Non si vede, allora, come possano statuti e regolamenti locali abrogare le leggi, né come queste possano “cedere” ai primi. Soprattutto, poi, se per cedevolezza si intenda una totale perdita, da parte della legge del potere di reintervenire sulla materia disciplinata per regolamento. Perché, più che di cedevolezza, si tratterebbe di un potere comunque abrogativo. L’abrogazione consiste nella totale e perenne disapplicazione di una norma.

Tuttavia, nell’ambito del rapporto di cedevolezza tra leggi statali quadro e leggi regionali individuato dalla dottrina e dalla giurisprudenza nel precedente regime costituzionale, non si dubitava [4] che in relazione ad una forza comunque prevalente della legge statale rispetto a quella regionale, la prima potesse in ogni caso nuovamente normare sulla materia disciplinata dalla seconda con effetto di cedevolezza. Sicchè allo Stato rimaneva in ogni caso il potere di ampliare la sfera di intervento della propria potestà legislativa, anche in quegli ambiti nei quali essa aveva ceduto ad una disciplina regionale.

Se ciò valeva, nel precedente regime, tra fonti pari ordinate, non si vede perché non possa valere nel precedente regime tra fonti che non sono poste in una posizione di equivalenza nella gerarchia delle fonti.

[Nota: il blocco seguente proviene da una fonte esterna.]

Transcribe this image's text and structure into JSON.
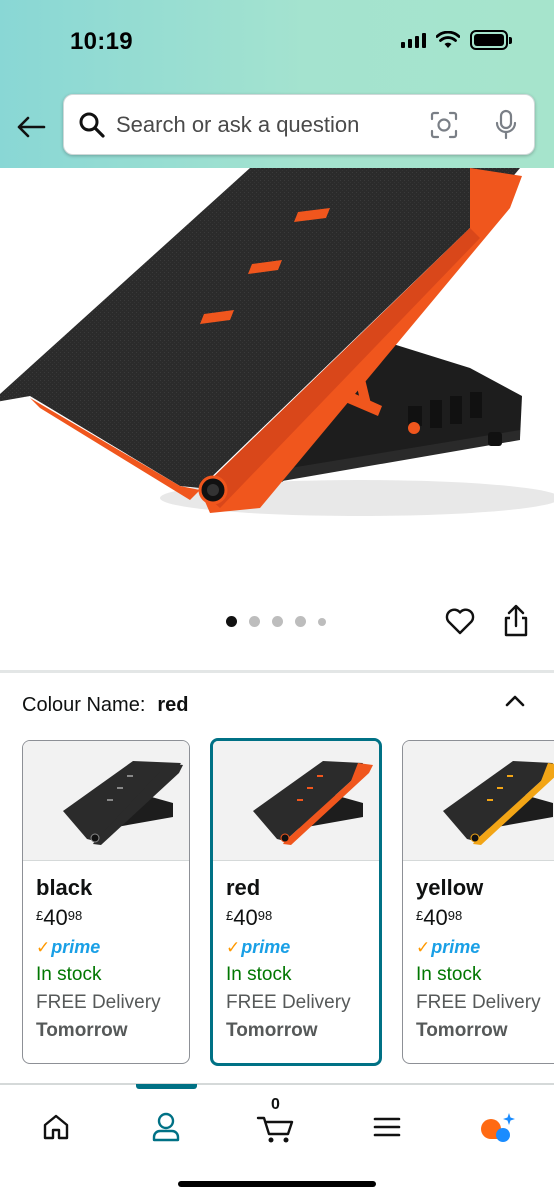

L’articolo 4, comma 6, della legge 131/2003, allora, non può che essere interpretato nel senso che esso consente la “deroga” delle fonti regolamentari locali rispetto alle leggi che disciplinano la materia dell’organizzazione delle funzioni locali. Chiarendo che la deroga riguarda solo le parti delle leggi che non dispongono precetti o principi, ma che abbiano un contenuto di specificazione ed attuazione di natura regolamentare.

Solo l’istituto della deroga appare compatibile con un assetto costituzionale che non ha riservato in via esclusiva materie alla normazione locale, non dando luogo, dunque, al rapporto di competenza tra leggi e statuti e regolamenti.

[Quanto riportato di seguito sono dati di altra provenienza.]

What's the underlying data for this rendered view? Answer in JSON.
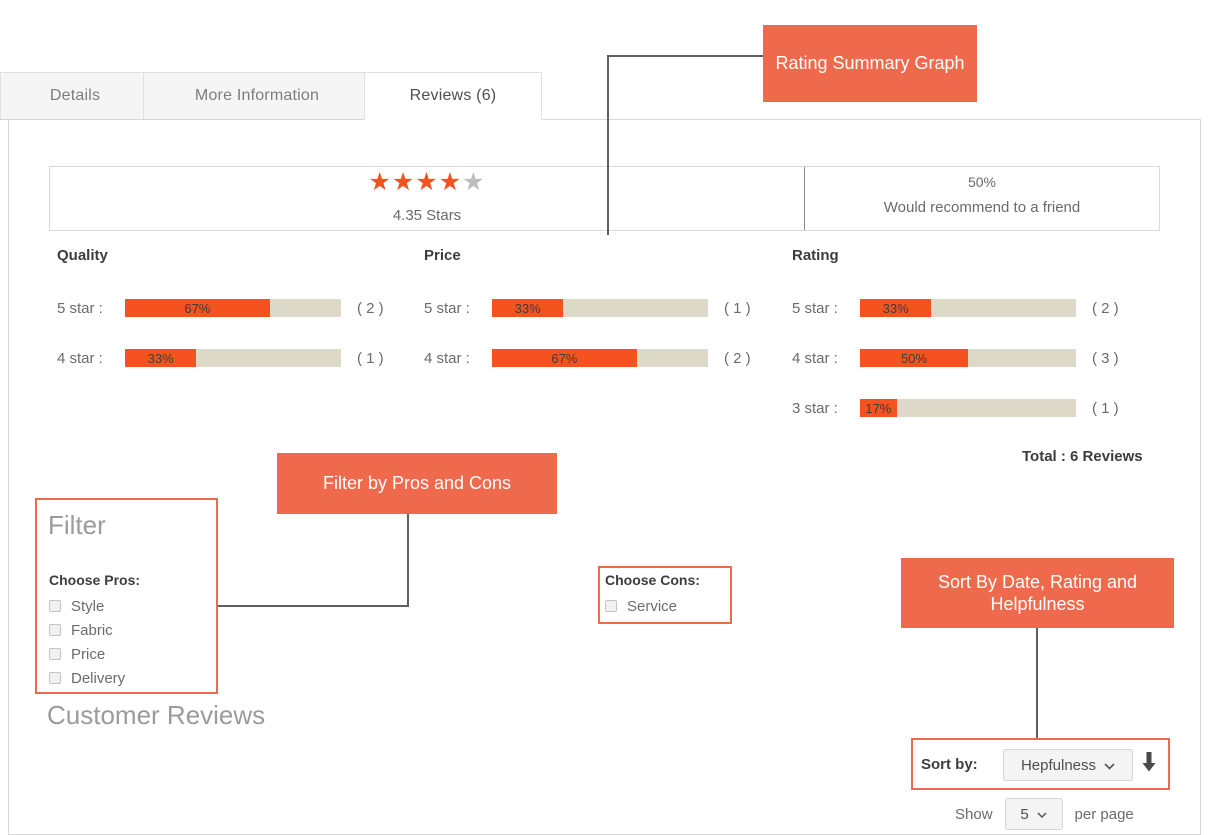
{
  "tabs": [
    {
      "label": "Details",
      "active": false
    },
    {
      "label": "More Information",
      "active": false
    },
    {
      "label": "Reviews (6)",
      "active": true
    }
  ],
  "summary": {
    "stars_filled": 4,
    "stars_total": 5,
    "stars_label": "4.35 Stars",
    "recommend_percent": "50%",
    "recommend_text": "Would recommend to a friend"
  },
  "chart_data": {
    "type": "bar",
    "title": "Rating Summary Graph",
    "xlabel": "",
    "ylabel": "",
    "xlim": [
      0,
      100
    ],
    "grid": false,
    "legend": "none",
    "groups": [
      {
        "name": "Quality",
        "categories": [
          "5 star :",
          "4 star :"
        ],
        "values": [
          67,
          33
        ],
        "value_labels": [
          "67%",
          "33%"
        ],
        "counts": [
          "( 2 )",
          "( 1 )"
        ]
      },
      {
        "name": "Price",
        "categories": [
          "5 star :",
          "4 star :"
        ],
        "values": [
          33,
          67
        ],
        "value_labels": [
          "33%",
          "67%"
        ],
        "counts": [
          "( 1 )",
          "( 2 )"
        ]
      },
      {
        "name": "Rating",
        "categories": [
          "5 star :",
          "4 star :",
          "3 star :"
        ],
        "values": [
          33,
          50,
          17
        ],
        "value_labels": [
          "33%",
          "50%",
          "17%"
        ],
        "counts": [
          "( 2 )",
          "( 3 )",
          "( 1 )"
        ]
      }
    ],
    "total_label": "Total : 6 Reviews",
    "bar_fill_color": "#f4531f",
    "bar_track_color": "#dcd9c8"
  },
  "filter": {
    "title": "Filter",
    "pros_label": "Choose Pros:",
    "pros": [
      "Style",
      "Fabric",
      "Price",
      "Delivery"
    ],
    "cons_label": "Choose Cons:",
    "cons": [
      "Service"
    ]
  },
  "customer_reviews_heading": "Customer Reviews",
  "sort": {
    "label": "Sort by:",
    "value": "Hepfulness",
    "chevron": "⌄",
    "direction_icon": "⬇",
    "show_label": "Show",
    "per_page_value": "5",
    "per_page_label": "per page"
  },
  "callouts": {
    "rating_summary": "Rating Summary Graph",
    "filter_pros_cons": "Filter by Pros and Cons",
    "sort_by": "Sort By Date, Rating and Helpfulness"
  },
  "colors": {
    "accent_bar": "#f4531f",
    "callout": "#ef6a4c",
    "track": "#dcd9c8",
    "star_on": "#f4531f",
    "star_off": "#bdbdbd"
  }
}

La deroga, infatti, non comporta, al contrario dell’abrogazione o della cedevolezza, la definitiva disapplicazione della norma, ma una disciplina, da parte della norma di rango inferiore, della normativa stabilita dalla fonte di rango superiore parzialmente diversa da questa, ma, comunque, compatibile con essa. L’abrogazione, invece, postula di per sé l’incompatibilità tra fonti. Se queste, però, operano su piano diversi, è chiaro che quella posta su un piano più elevato prevale su quella inferiore, sicchè quest’ultima non può abrogare la prima.

L’articolo 4, comma 6, della legge 131/2003, dunque, va inteso come norma che autorizza i regolamenti locali a derogare alle leggi, per quei contenuti di dettaglio regolamentare che eventualmente le connoti.

Se si parla, invece, di abrogazione, poiché i confini della competenza in merito all’organizzazione dell’ente ed all’organizzazione della disciplina delle funzioni non sono oggettivamente chiari, si può indirettamente ammettere un’operazione di “disboscamento” delle leggi a macchia di leopardo da parte degli enti locali. Il tutto, per altro, in carenza, negli enti locali, di un’abitudine a disciplinare normativamente ambiti più ampli di quelli sin qui di propria competenza e, soprattutto, in mancanza, spesso, di professionalità adeguate al difficile compito normativo di rango legislativo che si rivendica, testimoniato dalla qualità oggettivamente non sempre elevata degli atti normativi locali.

Poiché la materia della disciplina dello svolgimento delle funzioni amministrative locali non può non riguardare, in qualche modo, le modalità di conduzione dell’attività amministrativa, l’affermarsi della teoria del potere abrogativo dei regolamenti locali sulla legge, potrebbe condurre, ad esempio, all’ammissibilità dell’abrogazione della legge 241/1990 da parte degli enti locali. Il che, oggettivamente, non può non preoccupare, in presenza di una rilevantissima quantità di regolamenti locali e, soprattutto, di prassi applicative fortemente limitanti, ad esempio, del diritto di accesso o della pubblicità degli atti. La creazione di cittadini distinti in varie serie, dalla “A” alla “B”, sarebbe inevitabile. Ed il proliferare di sentenze che decretano il passaggio di ciascun cittadino (nella rivendicazione di diritti quali la trasparenza, la pubblicità, l’accesso) da una serie all’altra o la permanenza in una serie piuttosto della retrocessione, agendo sulla normazione locale, sarebbe all’ordine del giorno.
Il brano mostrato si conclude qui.